From a user perspective, other benchmarks were also important. Tokens are letter sequences that the AI model recognizes. “When you run on a CPU, the important benchmarks for us are how long it takes to get to the first output token, the delay between two tokens, the input prompt length, the output length and the total throughput. The Intel engineering team helped me because I didn’t have a way to do an oranges-to-oranges comparison,” says Malhotra.
Running on 5th Gen Intel Xeon Scalable processors, the Indus LLM processed an average of 33.9984 tokens per second.3 The total response time was between 0.249 seconds for 22 tokens and 4.27 seconds for 167 tokens.3 The average end-to-end latency was 3.07 seconds.3
Makers Lab has a range of use cases planned for Project Indus. While children often learn English at school, their thought processes for learning may be in their native language. It would be helpful for them to be able to research using their first language. “That’s one of the biggest use cases for personalized education you can give kids,” says Malhotra.
“Farmers can speak to their phone in their dialect and get advice on which pesticides to use, on which crop, in what timeframe, and what the precipitation and soil indexes are,” says Malhotra. “Mahindra Group also offers low-income finance across the country, and many queries come in in Hindi and its dialects. We’re using Indus now to automate many tasks within Mahindra Finance. Customers can speak in their dialect and resolve their problems much faster.”
Future Innovations
Malhotra is excited by the potential of the Intel AI PCs to support education. “Some kids walk a long way to school and back each day,” he says. “Imagine these kids now have an AI PC in the village community center. They can ask questions and get answers in their dialect, even though there is no representation of the topic they’re asking about in English or their dialect. You give those kids a chance to make a better life for themselves. I think that’s one of the biggest advantages of AI PCs for us.”
He adds: “AI PCs will give almost everyone a decentralized AI system in the future, helping them with any number of jobs they want to do, such as travel bookings, managing expenses, and recipes with videos and pictures.”
Tech Mahindra has also built an LLM for Indonesia, where more than 700 languages are spoken today. “Many countries are looking at the sovereignty of AI now,” says Malhotra. “Each country has different cultural biases and doesn’t want another country’s biases projected into their AI conversations.”
“For innovation, you need a lot of collaboration,” he says. “You also need to be humble. I don’t think you can be egotistical with technology.
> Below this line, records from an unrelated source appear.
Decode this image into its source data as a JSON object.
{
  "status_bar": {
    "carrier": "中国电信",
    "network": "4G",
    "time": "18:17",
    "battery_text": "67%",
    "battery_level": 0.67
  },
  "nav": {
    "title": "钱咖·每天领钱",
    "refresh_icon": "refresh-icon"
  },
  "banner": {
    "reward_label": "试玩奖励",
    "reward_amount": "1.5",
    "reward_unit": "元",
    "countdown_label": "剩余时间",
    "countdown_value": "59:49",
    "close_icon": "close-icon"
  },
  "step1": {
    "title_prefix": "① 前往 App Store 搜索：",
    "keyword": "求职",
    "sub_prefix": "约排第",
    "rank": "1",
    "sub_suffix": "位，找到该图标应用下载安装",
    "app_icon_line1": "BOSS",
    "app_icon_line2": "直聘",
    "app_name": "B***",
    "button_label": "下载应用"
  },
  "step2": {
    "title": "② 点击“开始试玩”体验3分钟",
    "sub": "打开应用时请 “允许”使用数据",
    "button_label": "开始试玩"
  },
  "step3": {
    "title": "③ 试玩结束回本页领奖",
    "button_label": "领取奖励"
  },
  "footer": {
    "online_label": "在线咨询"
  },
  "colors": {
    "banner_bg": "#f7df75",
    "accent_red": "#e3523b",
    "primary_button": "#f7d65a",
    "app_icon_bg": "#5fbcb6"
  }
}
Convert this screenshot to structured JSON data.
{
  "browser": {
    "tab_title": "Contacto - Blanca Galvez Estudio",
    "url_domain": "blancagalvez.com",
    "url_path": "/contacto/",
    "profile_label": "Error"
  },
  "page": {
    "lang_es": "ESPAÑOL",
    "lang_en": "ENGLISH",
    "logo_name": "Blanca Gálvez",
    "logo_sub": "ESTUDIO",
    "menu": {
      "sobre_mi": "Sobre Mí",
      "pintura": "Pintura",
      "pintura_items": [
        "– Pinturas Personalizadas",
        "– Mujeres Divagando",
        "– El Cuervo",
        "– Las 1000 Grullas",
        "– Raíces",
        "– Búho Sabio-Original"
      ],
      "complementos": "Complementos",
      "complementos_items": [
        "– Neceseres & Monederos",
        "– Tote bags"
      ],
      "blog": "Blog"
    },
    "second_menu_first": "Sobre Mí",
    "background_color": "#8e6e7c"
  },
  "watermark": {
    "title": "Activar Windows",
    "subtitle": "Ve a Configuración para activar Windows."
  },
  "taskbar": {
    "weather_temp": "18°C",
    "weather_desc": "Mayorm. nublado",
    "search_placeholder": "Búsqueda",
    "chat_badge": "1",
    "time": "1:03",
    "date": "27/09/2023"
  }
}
You’ve got to make hundreds of errors to get a success, so empathy toward yourself and the task at hand is important.”
Solution Spotlight
- Tech Mahindra’s Project Indus is a large language model (LLM) that processes language in Hindi, including 37 dialects.
- The LLM can be used with text input, for example, through a chatbot, or can use a voice interface.
- The solution is open source and runs on Intel AI PCs and servers without GPUs, so small businesses and individuals can easily adopt it.
- Benchmarking on 5th Generation Intel Xeon Scalable processors showed the system processes an average of 33.9984 tokens per second.3
- Applications include agriculture technology, financial advice, technology access for young people, and language preservation.